野島は過去に『未成年』や『聖者の行進』、『人間・失格』(いずれもTBS系)といった知的障がい者やいじめなどをテーマにした作品を扱っている。当時のことを野島は「抗議はかなりあった」と振り返るが、「最近では、『明日ママがいない』(日本テレビ系)でスポンサーが降りちゃったりね。正直、『これぐらいで降りちゃうんだ』って思ったよ(笑)。でも、殊更そういうことに気をつけてということはない。ネットの評判もあまり気にしない」と動じない。 「社会自体は昔も今もあまり変わってないと思う」と語る野島は、バブル期のトレンディドラマから現在まで、常に時代を背負ったドラマを作り続けている。
また、野島作品というとテーマソングにもこだわりが垣間見える。本作『アルジャーノンに花束を』はプロデューサーからの提案で、20世紀のアメリカを代表する最高のエンターテイナーの一人、ベット・ミドラーが歌う『ローズ』が起用され、そのほかの作品ではABBAやカーペンターズなど、リバイバルヒットを飛ばした楽曲は数知れない。
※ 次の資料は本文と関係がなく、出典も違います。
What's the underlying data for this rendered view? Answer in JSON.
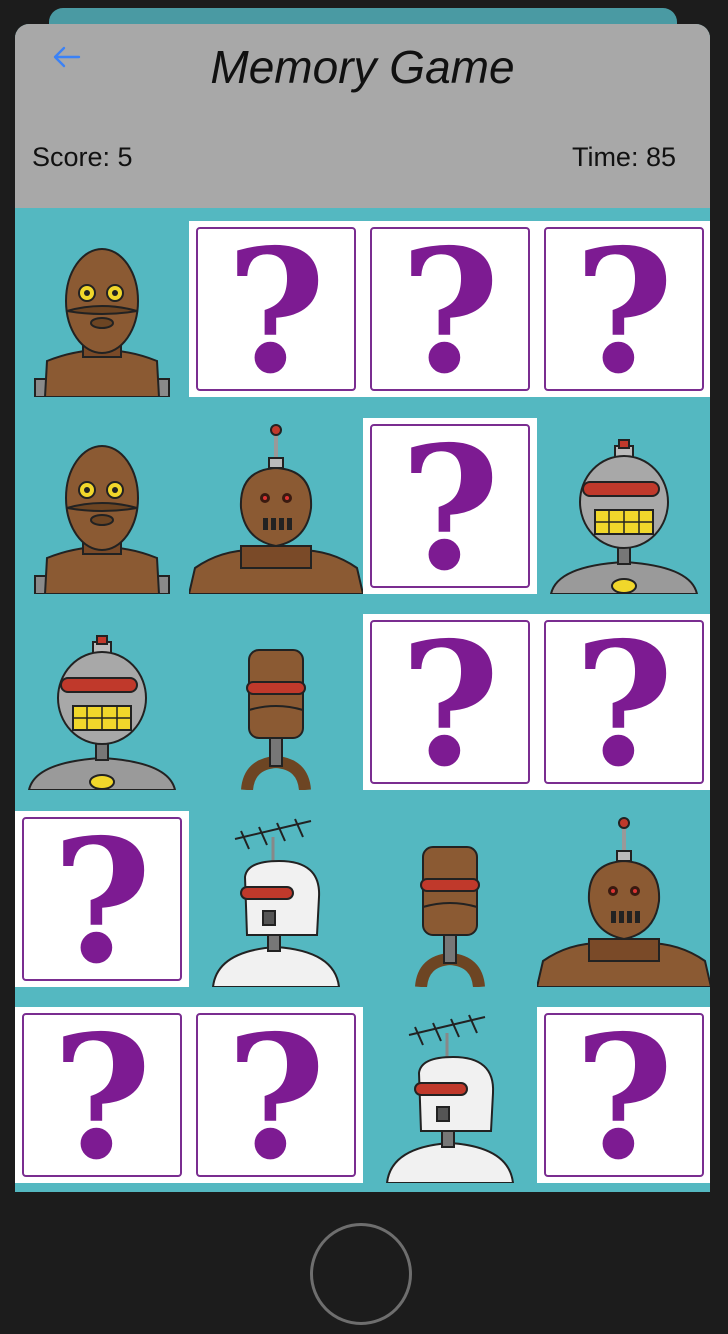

「『主役のバーターで主題歌を』と言われることが多いし、それに嫌悪感があった。自分のドラマではそういったものを一切拒否して、自分が見つけてきたモノを使った」と野島。それが決まりごとになっていき、野島が書くということがわかると芸能事務所がバーターをあきらめるようになっていったという。「全部が全部僕のリクエストというわけではなくて、作品に合えばなんでもいいんだけどね」と野島は微笑を浮かべる。
基本的に脚本を書く際にはアテ書きをするという野島。
野島が演技を絶賛する山下智久、そしてこれまでの作品で“稀有な天才”と語ったいしだ壱成が出演する、連続ドラマ『アルジャーノンに花束を』はTBS系にて毎週金曜22時より放送中。